SkyDreamer：基于模型强化学习的可解释端到端视觉无人机竞速 (SkyDreamer: Interpretable End-to-End Vision-Based Drone Racing with Model-Based Reinforcement Learning)

Autonomous drone racing (ADR) systems have recently achieved champion-level performance, yet remain highly specific to drone racing. While end-to-end vision-based methods promise broader applicability, no system to date simultaneously achieves full sim-to-real transfer, onboard execution, and champion-level performance. In this work, we present SkyDreamer, to the best of our knowledge, the first end-to-end vision-based ADR policy that maps directly from pixel-level representations to motor commands. SkyDreamer builds on informed Dreamer, a model-based reinforcement learning approach where the world model decodes to privileged information only available during training. By extending this concept to end-to-end vision-based ADR, the world model effectively functions as an implicit state and parameter estimator, greatly improving interpretability. SkyDreamer runs fully onboard without external aid, resolves visual ambiguities by tracking progress using the state decoded from the world model's hidden state, and requires no extrinsic camera calibration, enabling rapid deployment across different drones without retraining. Real-world experiments show that SkyDreamer achieves robust, high-speed flight, executing tight maneuvers such as an inverted loop, a split-S and a ladder, reaching speeds of up to 21 m/s and accelerations of up to 6 g. It further demonstrates a non-trivial visual sim-to-real transfer by operating on poor-quality segmentation masks, and exhibits robustness to battery depletion by accurately estimating the maximum attainable motor RPM and adjusting its flight path in real-time.
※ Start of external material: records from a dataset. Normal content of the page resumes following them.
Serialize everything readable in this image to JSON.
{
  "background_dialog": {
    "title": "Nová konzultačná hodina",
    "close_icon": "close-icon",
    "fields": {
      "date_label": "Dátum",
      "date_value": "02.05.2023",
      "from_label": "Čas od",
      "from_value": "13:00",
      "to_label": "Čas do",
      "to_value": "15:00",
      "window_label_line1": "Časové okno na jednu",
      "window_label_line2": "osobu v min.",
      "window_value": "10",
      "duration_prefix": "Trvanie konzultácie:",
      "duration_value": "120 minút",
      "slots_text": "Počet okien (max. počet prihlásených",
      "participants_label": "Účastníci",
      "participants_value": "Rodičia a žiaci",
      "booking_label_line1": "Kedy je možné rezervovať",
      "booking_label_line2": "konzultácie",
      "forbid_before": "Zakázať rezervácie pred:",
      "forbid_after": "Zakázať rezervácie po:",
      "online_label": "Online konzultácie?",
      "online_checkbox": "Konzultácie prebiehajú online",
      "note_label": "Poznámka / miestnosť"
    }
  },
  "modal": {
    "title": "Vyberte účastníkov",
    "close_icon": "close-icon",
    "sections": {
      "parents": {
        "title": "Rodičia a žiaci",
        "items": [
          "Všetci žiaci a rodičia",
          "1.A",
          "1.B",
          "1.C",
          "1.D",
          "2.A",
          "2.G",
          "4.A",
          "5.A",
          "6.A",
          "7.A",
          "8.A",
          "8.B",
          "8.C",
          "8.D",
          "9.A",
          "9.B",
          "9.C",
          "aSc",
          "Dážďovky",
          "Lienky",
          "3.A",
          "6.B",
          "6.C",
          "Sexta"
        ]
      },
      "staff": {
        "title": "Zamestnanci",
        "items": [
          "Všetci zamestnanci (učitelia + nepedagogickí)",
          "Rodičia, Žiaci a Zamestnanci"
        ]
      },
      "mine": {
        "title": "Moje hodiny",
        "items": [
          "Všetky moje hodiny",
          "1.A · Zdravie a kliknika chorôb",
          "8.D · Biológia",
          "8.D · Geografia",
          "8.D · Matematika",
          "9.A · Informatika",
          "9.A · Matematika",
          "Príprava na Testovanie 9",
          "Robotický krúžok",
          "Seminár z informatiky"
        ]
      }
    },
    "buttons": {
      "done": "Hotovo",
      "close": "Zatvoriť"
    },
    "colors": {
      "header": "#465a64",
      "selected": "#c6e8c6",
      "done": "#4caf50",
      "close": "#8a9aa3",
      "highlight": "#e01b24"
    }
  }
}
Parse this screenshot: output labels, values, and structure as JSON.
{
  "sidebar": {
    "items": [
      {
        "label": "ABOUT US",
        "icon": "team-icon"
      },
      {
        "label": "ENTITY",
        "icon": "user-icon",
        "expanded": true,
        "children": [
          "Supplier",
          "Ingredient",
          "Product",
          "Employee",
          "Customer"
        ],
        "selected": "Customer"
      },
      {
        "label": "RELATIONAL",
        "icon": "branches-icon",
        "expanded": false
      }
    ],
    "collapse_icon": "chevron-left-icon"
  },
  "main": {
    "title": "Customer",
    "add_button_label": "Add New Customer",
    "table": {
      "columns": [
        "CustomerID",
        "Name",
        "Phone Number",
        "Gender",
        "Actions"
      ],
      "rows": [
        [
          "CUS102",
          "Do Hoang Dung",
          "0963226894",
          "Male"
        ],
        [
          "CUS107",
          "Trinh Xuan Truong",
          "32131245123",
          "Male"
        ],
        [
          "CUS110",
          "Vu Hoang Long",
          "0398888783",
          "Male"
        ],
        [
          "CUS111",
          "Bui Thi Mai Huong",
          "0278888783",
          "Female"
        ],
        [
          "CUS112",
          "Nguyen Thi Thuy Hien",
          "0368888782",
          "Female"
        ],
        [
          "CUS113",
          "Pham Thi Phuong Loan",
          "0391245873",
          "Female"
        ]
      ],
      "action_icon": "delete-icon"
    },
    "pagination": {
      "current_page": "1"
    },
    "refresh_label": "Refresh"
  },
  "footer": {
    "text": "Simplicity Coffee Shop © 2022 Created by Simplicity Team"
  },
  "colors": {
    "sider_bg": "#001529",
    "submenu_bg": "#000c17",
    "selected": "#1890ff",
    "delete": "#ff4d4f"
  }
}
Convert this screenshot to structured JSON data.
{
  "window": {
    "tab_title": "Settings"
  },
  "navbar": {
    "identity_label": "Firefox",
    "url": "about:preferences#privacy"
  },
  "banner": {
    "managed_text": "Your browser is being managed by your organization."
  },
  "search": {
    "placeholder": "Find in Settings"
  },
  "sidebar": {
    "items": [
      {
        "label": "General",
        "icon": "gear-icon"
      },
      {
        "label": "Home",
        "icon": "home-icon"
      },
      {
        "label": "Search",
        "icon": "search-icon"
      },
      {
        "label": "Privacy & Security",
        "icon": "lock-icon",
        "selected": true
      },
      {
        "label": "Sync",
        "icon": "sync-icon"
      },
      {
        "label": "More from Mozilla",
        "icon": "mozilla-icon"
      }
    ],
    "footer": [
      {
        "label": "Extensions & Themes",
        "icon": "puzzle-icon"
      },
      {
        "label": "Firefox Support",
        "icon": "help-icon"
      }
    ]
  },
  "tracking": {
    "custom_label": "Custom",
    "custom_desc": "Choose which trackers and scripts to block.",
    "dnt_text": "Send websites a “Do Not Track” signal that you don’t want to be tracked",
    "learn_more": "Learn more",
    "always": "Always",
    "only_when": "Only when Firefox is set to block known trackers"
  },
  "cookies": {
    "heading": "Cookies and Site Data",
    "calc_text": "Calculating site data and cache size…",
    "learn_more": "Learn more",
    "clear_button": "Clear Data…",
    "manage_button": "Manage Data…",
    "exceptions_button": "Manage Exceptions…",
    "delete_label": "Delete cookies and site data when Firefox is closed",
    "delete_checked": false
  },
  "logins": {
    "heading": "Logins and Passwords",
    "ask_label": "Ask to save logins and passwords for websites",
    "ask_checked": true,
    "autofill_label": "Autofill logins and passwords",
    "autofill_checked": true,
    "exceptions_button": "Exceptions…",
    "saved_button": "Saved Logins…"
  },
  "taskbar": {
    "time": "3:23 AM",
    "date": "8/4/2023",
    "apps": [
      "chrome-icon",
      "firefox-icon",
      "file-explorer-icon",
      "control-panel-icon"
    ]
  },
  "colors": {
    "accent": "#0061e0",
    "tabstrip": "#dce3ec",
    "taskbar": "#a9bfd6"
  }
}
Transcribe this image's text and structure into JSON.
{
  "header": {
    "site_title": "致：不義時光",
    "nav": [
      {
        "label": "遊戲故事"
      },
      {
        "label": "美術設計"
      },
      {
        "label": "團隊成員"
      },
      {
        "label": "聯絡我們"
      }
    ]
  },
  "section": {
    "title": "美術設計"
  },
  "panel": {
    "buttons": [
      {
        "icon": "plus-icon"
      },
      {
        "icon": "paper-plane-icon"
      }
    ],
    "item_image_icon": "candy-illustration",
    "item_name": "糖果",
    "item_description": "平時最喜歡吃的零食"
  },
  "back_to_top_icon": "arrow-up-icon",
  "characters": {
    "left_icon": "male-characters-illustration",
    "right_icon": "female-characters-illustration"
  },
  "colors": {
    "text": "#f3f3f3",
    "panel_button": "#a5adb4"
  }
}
These results highlight SkyDreamer's adaptability to important aspects of the reality gap, bringing robustness while still achieving extremely high-speed, agile flight.

翻译：自主无人机竞速系统近期已实现冠军级性能，但其设计仍高度专用于竞速场景。尽管端到端视觉方法展现出更广泛的适用潜力，但迄今尚无系统能同时实现完整的仿真到现实迁移、机载执行与冠军级性能。本研究提出SkyDreamer，据我们所知，这是首个从像素级表征直接映射至电机指令的端到端视觉自主无人机竞速策略。SkyDreamer基于informed Dreamer框架构建，这是一种基于模型的强化学习方法，其世界模型可解码为仅在训练阶段可用的特权信息。通过将该概念扩展至端到端视觉自主无人机竞速，世界模型有效发挥了隐式状态与参数估计器的作用，显著提升了系统可解释性。SkyDreamer完全在机载设备上独立运行，通过世界模型隐状态解码的状态信息追踪飞行进度以解决视觉歧义，且无需外部相机标定，可在不同无人机平台快速部署而无需重新训练。真实环境实验表明，SkyDreamer实现了鲁棒的高速飞行，成功执行倒置筋斗、分离S机动与阶梯机动等紧凑飞行动作，最高速度达21 m/s，最大加速度达6 g。系统进一步通过处理低质量分割掩码展示了非平凡的视觉仿真到现实迁移能力，并通过对最大可达电机转速的精确估计及实时飞行路径调整，展现出应对电池耗尽的鲁棒性。这些结果彰显了SkyDreamer对现实差距重要维度的适应能力，在保持极端高速敏捷飞行的同时实现了系统鲁棒性。